Ultimately, the political scene generally needs one large, strong pro-European party that will more sincerely and efficiently and much faster bring Serbia closer to the European Union.
Will the reunited Democratic Party in some way distance this party or the union from the Alliance for Serbia?
The Alliance for Serbia has some expiry date. We have said that we have found ourselves in the pre-political society, and until we would have an equal chance to present our political beliefs, we will endure. But this society, the citizens and the opposition as well actually need one big Democratic Party. Only a strong pro-European party, which is well-organised in all parts of Serbia, can remove Aleksandar Vucic from power at the elections. We are advocating for non-violent social change, not for revolution, we are advocating exactly for fair elections in Serbia. Because Vucic cannot win in fair elections, and he knows that.
Will we have elections before 2020?
Aleksandar Vucic will exclusively decide that. He puts pressure on the opposition and makes threats by talking about elections. Absolutely calmly, with a cool head and no pressure, we want to have fair elections, we have the recommendations that would help to implement the fair elections and if these recommendations are not adopted we will not participate in these elections.

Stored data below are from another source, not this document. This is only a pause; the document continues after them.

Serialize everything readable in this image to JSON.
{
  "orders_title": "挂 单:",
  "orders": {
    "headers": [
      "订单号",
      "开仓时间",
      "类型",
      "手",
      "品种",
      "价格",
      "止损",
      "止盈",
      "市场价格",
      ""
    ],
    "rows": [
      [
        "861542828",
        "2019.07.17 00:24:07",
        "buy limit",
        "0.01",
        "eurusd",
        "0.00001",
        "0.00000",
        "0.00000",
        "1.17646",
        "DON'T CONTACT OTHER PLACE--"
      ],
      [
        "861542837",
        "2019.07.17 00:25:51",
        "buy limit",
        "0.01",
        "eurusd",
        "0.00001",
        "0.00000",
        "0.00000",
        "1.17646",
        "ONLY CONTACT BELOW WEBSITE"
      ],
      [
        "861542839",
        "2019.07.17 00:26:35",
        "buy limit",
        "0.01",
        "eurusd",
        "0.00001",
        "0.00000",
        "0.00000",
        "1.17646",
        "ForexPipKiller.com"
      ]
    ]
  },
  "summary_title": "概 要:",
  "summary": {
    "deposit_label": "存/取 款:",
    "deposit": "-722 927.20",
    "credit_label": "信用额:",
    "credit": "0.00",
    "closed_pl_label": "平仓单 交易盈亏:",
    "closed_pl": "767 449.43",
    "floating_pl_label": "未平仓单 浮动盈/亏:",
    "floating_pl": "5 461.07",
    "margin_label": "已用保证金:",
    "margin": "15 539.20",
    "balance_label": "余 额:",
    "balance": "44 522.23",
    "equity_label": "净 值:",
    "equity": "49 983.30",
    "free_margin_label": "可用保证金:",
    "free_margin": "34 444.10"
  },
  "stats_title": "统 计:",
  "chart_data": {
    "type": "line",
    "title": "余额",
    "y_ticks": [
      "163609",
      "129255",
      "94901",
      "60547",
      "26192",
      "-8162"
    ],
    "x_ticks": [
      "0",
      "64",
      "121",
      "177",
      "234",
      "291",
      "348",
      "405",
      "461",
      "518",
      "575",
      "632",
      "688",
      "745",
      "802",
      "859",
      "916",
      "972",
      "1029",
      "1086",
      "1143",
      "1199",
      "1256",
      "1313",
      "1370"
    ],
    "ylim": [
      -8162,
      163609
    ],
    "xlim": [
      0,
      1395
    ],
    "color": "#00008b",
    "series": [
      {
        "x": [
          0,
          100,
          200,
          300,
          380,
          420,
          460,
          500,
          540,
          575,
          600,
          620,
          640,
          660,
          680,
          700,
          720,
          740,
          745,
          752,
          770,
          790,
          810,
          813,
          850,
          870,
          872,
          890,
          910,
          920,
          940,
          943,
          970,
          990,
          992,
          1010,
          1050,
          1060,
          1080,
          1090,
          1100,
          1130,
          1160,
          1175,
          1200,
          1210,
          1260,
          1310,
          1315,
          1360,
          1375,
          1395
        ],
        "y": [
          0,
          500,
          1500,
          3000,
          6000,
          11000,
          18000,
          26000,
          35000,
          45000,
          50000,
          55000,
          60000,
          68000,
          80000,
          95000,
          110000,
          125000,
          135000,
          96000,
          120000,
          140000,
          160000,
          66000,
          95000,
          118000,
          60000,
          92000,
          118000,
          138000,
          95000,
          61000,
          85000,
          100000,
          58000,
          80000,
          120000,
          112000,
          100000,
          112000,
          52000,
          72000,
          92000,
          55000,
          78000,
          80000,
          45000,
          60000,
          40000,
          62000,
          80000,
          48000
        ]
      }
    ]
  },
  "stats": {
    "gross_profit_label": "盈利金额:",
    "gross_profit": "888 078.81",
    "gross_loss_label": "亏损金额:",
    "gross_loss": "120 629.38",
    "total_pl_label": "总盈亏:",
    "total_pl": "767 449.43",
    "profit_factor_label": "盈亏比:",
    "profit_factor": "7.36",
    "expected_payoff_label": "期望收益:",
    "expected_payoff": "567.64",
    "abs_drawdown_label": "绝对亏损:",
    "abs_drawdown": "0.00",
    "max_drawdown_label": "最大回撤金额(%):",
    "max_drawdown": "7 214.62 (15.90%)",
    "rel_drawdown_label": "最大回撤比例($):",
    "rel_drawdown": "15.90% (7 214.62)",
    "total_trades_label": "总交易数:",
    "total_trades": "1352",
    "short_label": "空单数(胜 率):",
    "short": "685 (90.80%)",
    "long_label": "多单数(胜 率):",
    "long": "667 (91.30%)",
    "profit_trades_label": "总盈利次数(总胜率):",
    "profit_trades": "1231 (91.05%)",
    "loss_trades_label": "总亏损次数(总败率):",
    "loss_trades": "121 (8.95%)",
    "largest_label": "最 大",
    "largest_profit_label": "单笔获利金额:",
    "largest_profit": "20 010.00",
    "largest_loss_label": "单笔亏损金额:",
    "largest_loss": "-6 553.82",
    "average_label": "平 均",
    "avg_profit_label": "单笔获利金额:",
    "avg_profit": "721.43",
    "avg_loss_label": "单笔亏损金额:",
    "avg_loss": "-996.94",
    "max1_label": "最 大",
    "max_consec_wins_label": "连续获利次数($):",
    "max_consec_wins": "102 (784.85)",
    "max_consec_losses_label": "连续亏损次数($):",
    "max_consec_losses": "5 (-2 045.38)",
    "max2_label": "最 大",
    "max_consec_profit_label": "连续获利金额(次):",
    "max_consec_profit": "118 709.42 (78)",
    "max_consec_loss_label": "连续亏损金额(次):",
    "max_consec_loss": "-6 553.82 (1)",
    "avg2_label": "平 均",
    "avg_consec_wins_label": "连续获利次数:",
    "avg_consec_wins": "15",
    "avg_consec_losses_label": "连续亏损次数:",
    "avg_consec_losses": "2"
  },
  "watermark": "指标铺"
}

Do you agree with the radicalisation, and/or, as it was referred to, actions of civil disobedience if the Government fails to adopt your ideas?
We are putting pressure on the Government by the protests all the time so they would adopt the recommendations offered by the opposition. That pressure should continue further, and it should not finish until the Government concedes. If the Government would do it, it’s up to their political will, but our participation in the elections depends on that. If we do not participate in the elections, then radicalisation is one of the potential solutions.